Solidarisch zu sein in Zeiten von Corona, bedeutet, die Erfüllung der eigenen Bedürfnisse zu verschieben, manchmal auf unbestimmte Zeit. «Dabei handelt es sich psychologisch betrachtet um einen Belohnungsaufschub», erklärt Ullrich.
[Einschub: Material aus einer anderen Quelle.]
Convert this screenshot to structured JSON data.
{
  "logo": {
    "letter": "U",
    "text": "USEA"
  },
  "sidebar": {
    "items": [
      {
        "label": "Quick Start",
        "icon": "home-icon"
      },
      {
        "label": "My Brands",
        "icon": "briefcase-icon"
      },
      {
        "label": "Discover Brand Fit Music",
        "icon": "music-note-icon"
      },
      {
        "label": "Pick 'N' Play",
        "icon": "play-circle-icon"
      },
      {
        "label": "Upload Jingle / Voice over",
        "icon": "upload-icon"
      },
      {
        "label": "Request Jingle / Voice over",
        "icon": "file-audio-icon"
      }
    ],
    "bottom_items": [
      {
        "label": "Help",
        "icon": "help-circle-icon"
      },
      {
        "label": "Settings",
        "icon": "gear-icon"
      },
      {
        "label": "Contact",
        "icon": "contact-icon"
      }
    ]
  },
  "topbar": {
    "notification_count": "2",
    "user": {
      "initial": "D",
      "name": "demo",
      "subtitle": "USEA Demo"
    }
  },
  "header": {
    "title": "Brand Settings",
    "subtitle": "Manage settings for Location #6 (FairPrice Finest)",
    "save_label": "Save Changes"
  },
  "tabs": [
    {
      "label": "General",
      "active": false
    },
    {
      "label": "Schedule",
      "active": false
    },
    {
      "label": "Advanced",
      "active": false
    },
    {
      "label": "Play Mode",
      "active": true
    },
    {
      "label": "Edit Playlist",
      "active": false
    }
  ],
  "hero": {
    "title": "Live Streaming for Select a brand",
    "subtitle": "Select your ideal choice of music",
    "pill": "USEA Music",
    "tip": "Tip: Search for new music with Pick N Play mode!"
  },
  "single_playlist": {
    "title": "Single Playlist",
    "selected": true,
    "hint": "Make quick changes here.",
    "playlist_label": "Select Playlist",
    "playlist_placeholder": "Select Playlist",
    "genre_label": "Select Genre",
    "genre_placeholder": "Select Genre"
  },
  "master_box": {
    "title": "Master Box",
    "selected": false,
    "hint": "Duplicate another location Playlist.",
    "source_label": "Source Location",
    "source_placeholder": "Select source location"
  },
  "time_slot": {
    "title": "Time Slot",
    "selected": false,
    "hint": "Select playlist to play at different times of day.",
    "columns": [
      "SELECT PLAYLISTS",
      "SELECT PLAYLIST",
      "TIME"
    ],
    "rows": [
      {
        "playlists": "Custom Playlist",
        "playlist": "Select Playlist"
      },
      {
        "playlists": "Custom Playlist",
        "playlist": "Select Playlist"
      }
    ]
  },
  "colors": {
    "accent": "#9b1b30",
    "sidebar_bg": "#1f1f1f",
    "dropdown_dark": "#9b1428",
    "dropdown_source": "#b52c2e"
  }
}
Diese Art von Weit- und Einsicht fällt uns schwer. Das hat damit zu tun, «dass wir von Natur aus kurzsichtig sind. Unsere hüpfende Aufmerksamkeit ist auf die Anforderungen im Hier und Jetzt ausgerichtet und nicht auf Dinge, die irgendwann in der Zukunft passieren könnten.» Oder auch nicht. Deshalb fällt es uns schwer, Belohnungen aufzuschieben. Seien das die berühmten Marshmallows, die Kinder vorgesetzt wurden, um zu testen, ob sie die sofortige Befriedigung ihrer Bedürfnisse (den Marshmallow zu essen) für einen künftigen Gewinn (später zwei davon zu bekommen) zurückstellen, oder der Verzicht auf eine Geldsumme, mit der Aussicht, später eine grössere zu erhalten.